The main topics were:  8
Delivering commissioning power to purchase health care for the patients to GPs who are to join consortia by 2013.
Abolishment of 10 strategic health authorities and of approximately 150 primary-care trusts and transfer some of their services to external non-for-profit outfits.
NHS hospitals are to become foundation trusts and to enjoy greater autonomy in revenues and funding.
Patients will be available to choose GPs regardless to their geographical areas, to make shared decisions on their health treatments and to enjoy published data on hospitals and doctors (results, waiting times, rates, etc.).
NHS funding will increase in real terms for the following 5 years but it will have to do more for its money: reduction of managerial costs by 45%; efficiency savings of 20 billion pounds, which are to be reinvested to support quality and outcomes.
Establishment of an independent NHS Commissioning Board, which will allocate and account for NHS resources and will audit on implementation of quality improvement and patient involvement and choice.
The NHS in England is currently facing a period of change that will affect all aspects of its operation. Delivering the required political reforms within the constraints of the current financial climate will be challenging. Coupling this with increasing demand for services caused by an ageing population and the associated technological developments that need to be put in place for this to be managed means the NHS in England must be clear on its purpose, its direction and its strategy for achieving these.
Re-examine the purpose, direction and over-arching strategy of the NHS in England to ensure they remain fit-for-purpose
Develop appropriate national strategies for each element of the organisation (eg IM&T) to ensure there is clarity about what is required of trusts.
Emphasise citizen involvement and partnership programs.
Develop appropriate IT and technological infrastructures to support new reforms.
Strengths and weaknesses of the STEP approach
STEP analysis has strengths and weaknesses. The key issues identified by the group are:
The analysis can help focus an organisation on the key factors in each environment ensuring they think about each ‘step’. It is quite a simple process that allows consideration of many variables.
It enables the organisation/unit to look outwith their immediate environment to consider important external factors
The approach can be linked with other models (typically SWOT) to increase its usefulness
It encourages strategic thinking and planning and allows the organisation to anticipate future issues.
Assessing the importance of issues can be challenging if appropriate and robust data is not available. Accessing useful data can be time consuming and therefore has a cost attached.
The use of the four ‘steps’ can mean a pigeon-holing of some issues that span across other themes (such as the impact of government policy)
It is a task perhaps best done with a group in person rather than in isolation so that ideas can immediately be discussed/challenged and priorities for the issues included are agreed by consensus
Considering the factors in isolation makes it difficult to identify linkages between the various elements
It may be useful to keep the focus of the analysis specific as then the outputs may be more useful rather than general statements
Forecasting leads to multiple possible futures; there is a danger of assuming hypotheses are ‘truth’

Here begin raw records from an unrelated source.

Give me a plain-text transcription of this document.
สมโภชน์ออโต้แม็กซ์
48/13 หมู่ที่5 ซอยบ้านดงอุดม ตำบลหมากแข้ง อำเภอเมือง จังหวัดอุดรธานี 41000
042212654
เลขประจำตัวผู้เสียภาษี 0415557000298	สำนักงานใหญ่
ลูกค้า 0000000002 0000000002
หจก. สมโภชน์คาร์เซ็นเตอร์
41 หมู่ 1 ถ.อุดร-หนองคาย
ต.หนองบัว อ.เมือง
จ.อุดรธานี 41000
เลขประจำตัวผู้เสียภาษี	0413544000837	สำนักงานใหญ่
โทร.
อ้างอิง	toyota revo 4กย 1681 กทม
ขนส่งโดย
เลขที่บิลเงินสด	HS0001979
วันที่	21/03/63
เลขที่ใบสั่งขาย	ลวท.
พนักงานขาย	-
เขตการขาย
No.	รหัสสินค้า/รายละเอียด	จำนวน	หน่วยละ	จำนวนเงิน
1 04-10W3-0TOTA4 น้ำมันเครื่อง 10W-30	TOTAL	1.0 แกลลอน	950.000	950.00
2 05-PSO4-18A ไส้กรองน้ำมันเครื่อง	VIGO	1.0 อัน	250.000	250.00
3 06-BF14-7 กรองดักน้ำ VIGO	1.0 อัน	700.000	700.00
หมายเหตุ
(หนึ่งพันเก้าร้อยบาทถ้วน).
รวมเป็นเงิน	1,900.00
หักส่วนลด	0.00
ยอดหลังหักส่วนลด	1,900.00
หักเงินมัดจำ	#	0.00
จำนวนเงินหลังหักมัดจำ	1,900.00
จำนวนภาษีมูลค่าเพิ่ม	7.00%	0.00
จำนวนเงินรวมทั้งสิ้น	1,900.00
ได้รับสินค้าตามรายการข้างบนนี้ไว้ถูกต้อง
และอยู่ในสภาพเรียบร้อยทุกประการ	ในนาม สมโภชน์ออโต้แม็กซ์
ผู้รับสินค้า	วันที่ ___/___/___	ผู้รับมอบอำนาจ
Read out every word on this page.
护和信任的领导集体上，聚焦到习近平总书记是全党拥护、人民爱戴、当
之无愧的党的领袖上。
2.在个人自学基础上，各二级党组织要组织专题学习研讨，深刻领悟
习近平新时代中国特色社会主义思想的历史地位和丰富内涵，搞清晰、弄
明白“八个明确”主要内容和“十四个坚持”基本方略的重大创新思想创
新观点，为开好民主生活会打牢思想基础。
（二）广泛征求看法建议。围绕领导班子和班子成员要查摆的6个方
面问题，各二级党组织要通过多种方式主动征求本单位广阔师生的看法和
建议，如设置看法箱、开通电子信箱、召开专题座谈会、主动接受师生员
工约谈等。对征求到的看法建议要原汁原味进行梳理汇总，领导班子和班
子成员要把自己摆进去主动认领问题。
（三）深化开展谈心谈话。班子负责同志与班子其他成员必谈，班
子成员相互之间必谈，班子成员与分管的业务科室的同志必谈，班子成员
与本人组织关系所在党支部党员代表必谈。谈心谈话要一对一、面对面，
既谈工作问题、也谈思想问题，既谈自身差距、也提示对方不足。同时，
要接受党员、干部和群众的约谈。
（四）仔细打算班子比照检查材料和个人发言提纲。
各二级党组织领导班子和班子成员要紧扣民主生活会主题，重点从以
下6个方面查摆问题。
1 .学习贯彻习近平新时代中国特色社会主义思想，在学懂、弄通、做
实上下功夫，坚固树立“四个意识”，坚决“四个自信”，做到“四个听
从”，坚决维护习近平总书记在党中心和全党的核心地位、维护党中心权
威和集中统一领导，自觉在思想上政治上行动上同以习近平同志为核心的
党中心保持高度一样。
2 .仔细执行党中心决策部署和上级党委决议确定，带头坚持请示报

The exercise needs to be repeated to remain useful to account for pace of change/changing realities.
Challenges encountered by the group in conducting the analysis
The group encountered the following challenges:
considering the factors in isolation made it difficult to identify linkages between the various elements. It may have been useful to circulate our ‘lists’ in advance to encourage cross-fertilisation and consistency across the 4 factors (Delphi approach)
undertaking an analysis of an institution with which some members of the group had little familiarity led to increasing reliance on assumptions
we ended up with quite a broad ‘target’ topic, if we had narrowed our focus the results may have been more useful
accessing relevant data was difficult in some areas and hence time-consuming.